= Jerome A. Barron =

American legal scholar

Jerome A. Barron is the Harold H. Greene Professor of Law Emeritus at the George Washington University Law School and a former dean of the law school. He is primarily known for his influence about the doctrine of free speech in the United States.

==Education and legal career==
Barron received his Bachelor of Arts from Tufts University, his Juris Doctor from Yale Law School, and received his Master of Laws from George Washington Law School in 1960. After graduation, he moved to Boston to begin his legal practice.

Barron clerked for a year for Marvin Jones, the chief judge of the U.S. Court of Claims.

Barron argued the cause for appellees in Miami Herald Publishing Co. v. Tornillo, 418 U.S. 241 (1974), after arguing the case before the Florida and United States Supreme Courts.

== Academic career ==
Barron joined the faculty in 1965. In 1967, the Harvard Law Review published Barron's article "Access to the Press—A New First Amendment Right." In the article, Barron argued that the press did not cover the free marketplace of ideas; instead concentrated corporate ownership effectively censored free speech and quelled unorthodox ideas.
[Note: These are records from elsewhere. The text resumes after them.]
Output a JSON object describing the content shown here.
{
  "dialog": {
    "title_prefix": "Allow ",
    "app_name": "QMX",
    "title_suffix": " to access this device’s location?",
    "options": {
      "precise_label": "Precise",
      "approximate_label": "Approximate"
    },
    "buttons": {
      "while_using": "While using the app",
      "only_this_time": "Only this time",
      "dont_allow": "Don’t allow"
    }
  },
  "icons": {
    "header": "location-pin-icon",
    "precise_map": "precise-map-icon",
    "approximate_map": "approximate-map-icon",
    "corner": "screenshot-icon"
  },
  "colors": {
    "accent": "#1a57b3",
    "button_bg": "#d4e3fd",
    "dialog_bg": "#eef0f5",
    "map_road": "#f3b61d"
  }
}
He suggested that the government should be more active in forcing publishers to diversify the range of opinions in their material.

On October 12, 2007, a symposium was held to commemorate the 40th anniversary of Barron’s seminal article in the Harvard Law Review calling for an affirmative First Amendment right to access the press. U.S. Supreme Court Justice Stephen G. Breyer was one of the speakers at the event.

He served as dean of the Law School from 1979 to 1988.

Barron holds one of the prestigious endowed professorships at The George Washington University - Harold H. Greene Professor of Law, established in 2000. Barron also held the endowed professorship of Lyle T. Alverson Professor of Law.

== Notable accomplishments ==
- Argued and participated in First Amendment cases in the U.S. Supreme Court
- Served as a consultant to the Senate-convened Select Committee on Presidential Campaign Activities (Watergate)
- Chair of the ABA Committee on Graduate Legal Education
- Chair, Mass Communication Law, AALS
- Chair, Graduate Legal Education Committee, ABA
- In 2004, he was the Fulbright Distinguished Chair in Law at the University of Trento in Italy.
- Author of dozens of Law Review articles, chapters in books, and book reviews.

== Personal life ==
With his wife Myra, Barron is the father of three children, Jennifer Barron, Jonathan Barron, and David Barron. David Barron serves as a judge on the United States Court of Appeals for the First Circuit. Jonathan Barron is an English professor at the University of Maine. Jennifer Barron is a Circuit Court Judge in DuPage County, IL.

== Publications ==
- Freedom of the Press for Whom? (1973)
- Constitutional Law: Principles and Policy (6th ed. 2002) (with Dienes, McCormack, and Redish)
- Constitutional Law: Principles and Policy (7th ed. 2006) (with Dienes, McCormack, and Redish)
- Mass Communication Law (6th ed. 1998) (with Gillmor and Simon)
- Constitutional Law in a Nutshell (5th ed. 2003) (with Dienes)
- Constitutional Law, Black Letter Series (7th ed. 2005)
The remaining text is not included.